The Voice AI Stack — STT, TTS, and Streaming
How voice AI actually works end-to-end — the components, the latency, and the trade-offs
Voice AI is three problems joined together: hearing what the user said, thinking about it, and speaking back. Each step has different tools, latency profiles, and cost structures. Understanding the stack prevents you from optimising the wrong bottleneck.
The three-stage pipeline
- STT — Speech to Text — Converts audio to a text transcript. Whisper (OpenAI) leads quality. Deepgram leads speed. Choose based on whether accuracy or latency matters more.
- LLM reasoning — Claude or GPT-4 processes the transcript and generates a text response. 300-800ms to first token.
- TTS — Text to Speech — Converts the text response to audio. ElevenLabs leads quality. OpenAI TTS leads speed+cost.
A voice assistant is a phone interpreter in real time
Imagine hiring an interpreter who listens to your question in English, thinks about the answer, and speaks it back in any language. The three stages are: hearing (STT), thinking (LLM), and speaking (TTS). Each stage has its own delay. The total voice latency is the sum of all three — typically 1.5-3 seconds end-to-end.

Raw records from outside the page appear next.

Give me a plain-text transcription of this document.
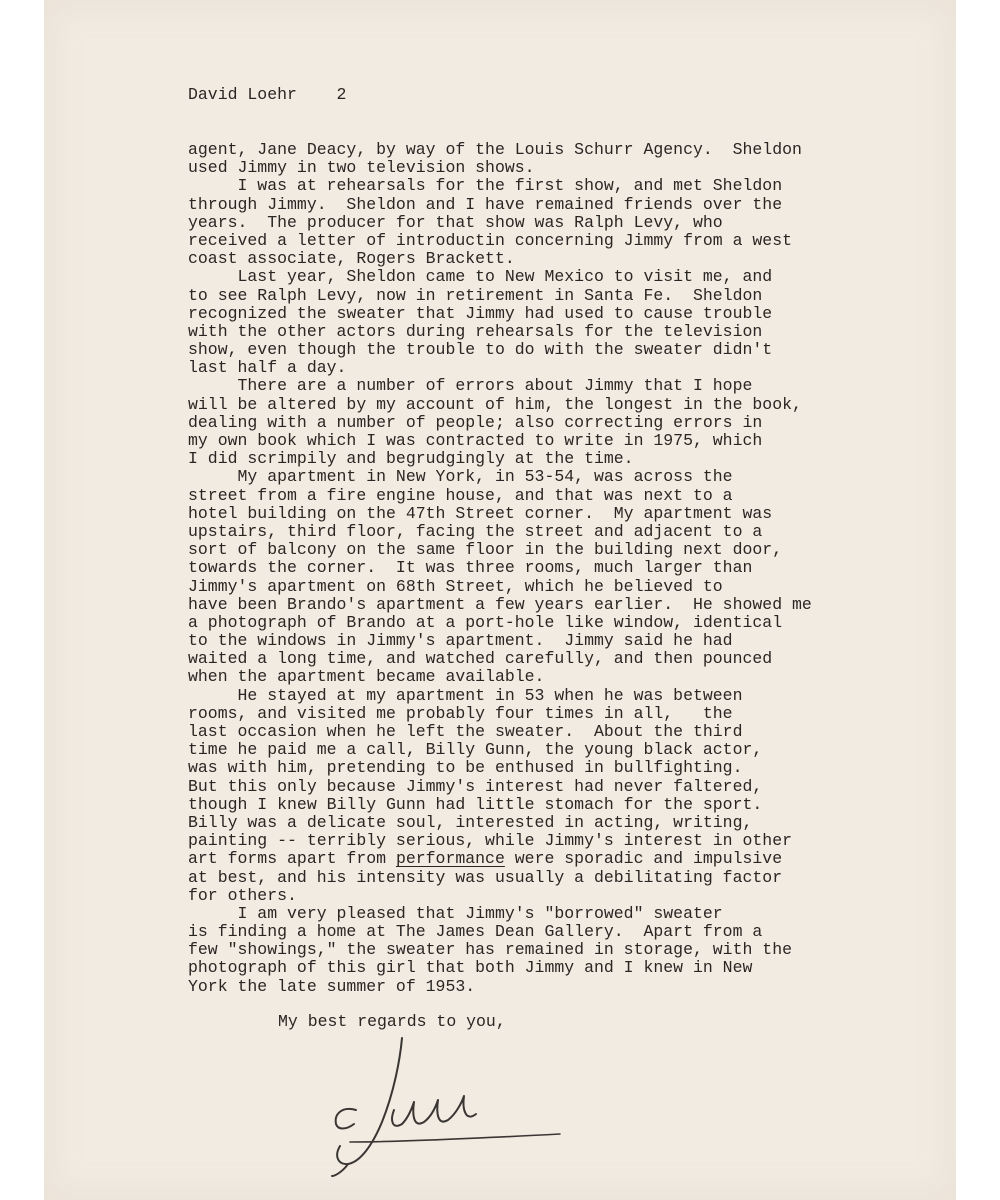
David Loehr 2
agent, Jane Deacy, by way of the Louis Schurr Agency.  Sheldon
used Jimmy in two television shows.
I was at rehearsals for the first show, and met Sheldon
through Jimmy.  Sheldon and I have remained friends over the
years.  The producer for that show was Ralph Levy, who
received a letter of introductin concerning Jimmy from a west
coast associate, Rogers Brackett.
Last year, Sheldon came to New Mexico to visit me, and
to see Ralph Levy, now in retirement in Santa Fe.  Sheldon
recognized the sweater that Jimmy had used to cause trouble
with the other actors during rehearsals for the television
show, even though the trouble to do with the sweater didn't
last half a day.
There are a number of errors about Jimmy that I hope
will be altered by my account of him, the longest in the book,
dealing with a number of people; also correcting errors in
my own book which I was contracted to write in 1975, which
I did scrimpily and begrudgingly at the time.
My apartment in New York, in 53-54, was across the
street from a fire engine house, and that was next to a
hotel building on the 47th Street corner.  My apartment was
upstairs, third floor, facing the street and adjacent to a
sort of balcony on the same floor in the building next door,
towards the corner.  It was three rooms, much larger than
Jimmy's apartment on 68th Street, which he believed to
have been Brando's apartment a few years earlier.  He showed me
a photograph of Brando at a port-hole like window, identical
to the windows in Jimmy's apartment.  Jimmy said he had
waited a long time, and watched carefully, and then pounced
when the apartment became available.
He stayed at my apartment in 53 when he was between
rooms, and visited me probably four times in all,   the
last occasion when he left the sweater.  About the third
time he paid me a call, Billy Gunn, the young black actor,
was with him, pretending to be enthused in bullfighting.
But this only because Jimmy's interest had never faltered,
though I knew Billy Gunn had little stomach for the sport.
Billy was a delicate soul, interested in acting, writing,
painting -- terribly serious, while Jimmy's interest in other
art forms apart from performance were sporadic and impulsive
at best, and his intensity was usually a debilitating factor
for others.
I am very pleased that Jimmy's "borrowed" sweater
is finding a home at The James Dean Gallery.  Apart from a
few "showings," the sweater has remained in storage, with the
photograph of this girl that both Jimmy and I knew in New
York the late summer of 1953.
My best regards to you,
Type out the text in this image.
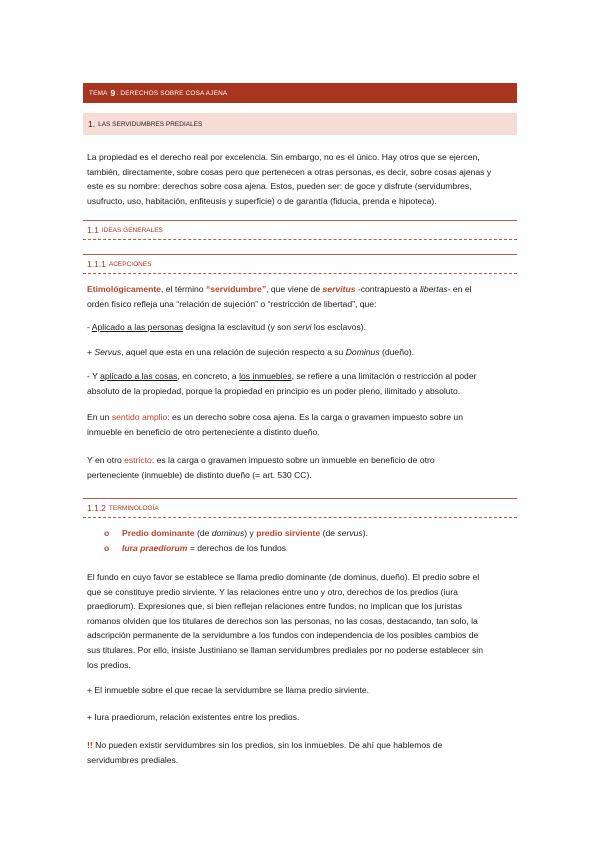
TEMA
9 : DERECHOS SOBRE COSA AJENA
1. LAS SERVIDUMBRES PREDIALES
La propiedad es el derecho real por excelencia. Sin embargo, no es el único. Hay otros que se ejercen,
también, directamente, sobre cosas pero que pertenecen a otras personas, es decir, sobre cosas ajenas y
este es su nombre: derechos sobre cosa ajena. Estos, pueden ser: de goce y disfrute (servidumbres,
usufructo, uso, habitación, enfiteusis y superficie) o de garantía (fiducia, prenda e hipoteca).
1.1 IDEAS GENERALES
1.1.1 ACEPCIONES
Etimológicamente, el término “servidumbre”, que viene de servitus -contrapuesto a libertas- en el
orden físico refleja una “relación de sujeción” o “restricción de libertad”, que:
- Aplicado a las personas designa la esclavitud (y son servi los esclavos).
+ Servus, aquel que esta en una relación de sujeción respecto a su Dominus (dueño).
- Y aplicado a las cosas, en concreto, a los inmuebles, se refiere a una limitación o restricción al poder
absoluto de la propiedad, porque la propiedad en principio es un poder pleno, ilimitado y absoluto.
En un sentido amplio: es un derecho sobre cosa ajena. Es la carga o gravamen impuesto sobre un
inmueble en beneficio de otro perteneciente a distinto dueño.
Y en otro estricto: es la carga o gravamen impuesto sobre un inmueble en beneficio de otro
perteneciente (inmueble) de distinto dueño (= art. 530 CC).
1.1.2 TERMINOLOGÍA
o Predio dominante (de dominus) y predio sirviente (de servus).
o Iura praediorum = derechos de los fundos
El fundo en cuyo favor se establece se llama predio dominante (de dominus, dueño). El predio sobre el
que se constituye predio sirviente. Y las relaciones entre uno y otro, derechos de los predios (iura
praediorum). Expresiones que, si bien reflejan relaciones entre fundos, no implican que los juristas
romanos olviden que los titulares de derechos son las personas, no las cosas, destacando, tan solo, la
adscripción permanente de la servidumbre a los fundos con independencia de los posibles cambios de
sus titulares. Por ello, insiste Justiniano se llaman servidumbres prediales por no poderse establecer sin
los predios.
+ El inmueble sobre el que recae la servidumbre se llama predio sirviente.
+ Iura praediorum, relación existentes entre los predios.
!! No pueden existir servidumbres sin los predios, sin los inmuebles. De ahí que hablemos de
servidumbres prediales.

Latency targets by use case
- Conversational assistant — Total latency target: under 2 seconds. Streaming TTS essential — start playing audio before generation is complete.
- Voice form or command interface — Latency less critical — users expect a processing delay after they speak.
- Real-time voice-to-voice — Sub-500ms total required. Only achievable with specialised models (Gemini Live, OpenAI Realtime API). Not covered in this course — requires WebRTC.
The cost model
- Whisper — $0.006/minute of audio. A 30-second interaction costs $0.003 for STT.
- ElevenLabs — $0.30 per 1,000 characters generated (Starter). A 100-word response ≈ 500 characters = $0.15.
- Claude Sonnet — ~$0.008 per voice interaction at typical lengths.
- Total cost per voice interaction — Roughly $0.16-0.25. Budget accordingly — voice features have 10-20x the cost of text features.
Try this
Record a 30-second voice note explaining what you want your voice AI to do. Listen back. Count how many distinct sentences you speak. Multiply by 60 characters per sentence. That is your approximate TTS character count per interaction — run the cost calculation.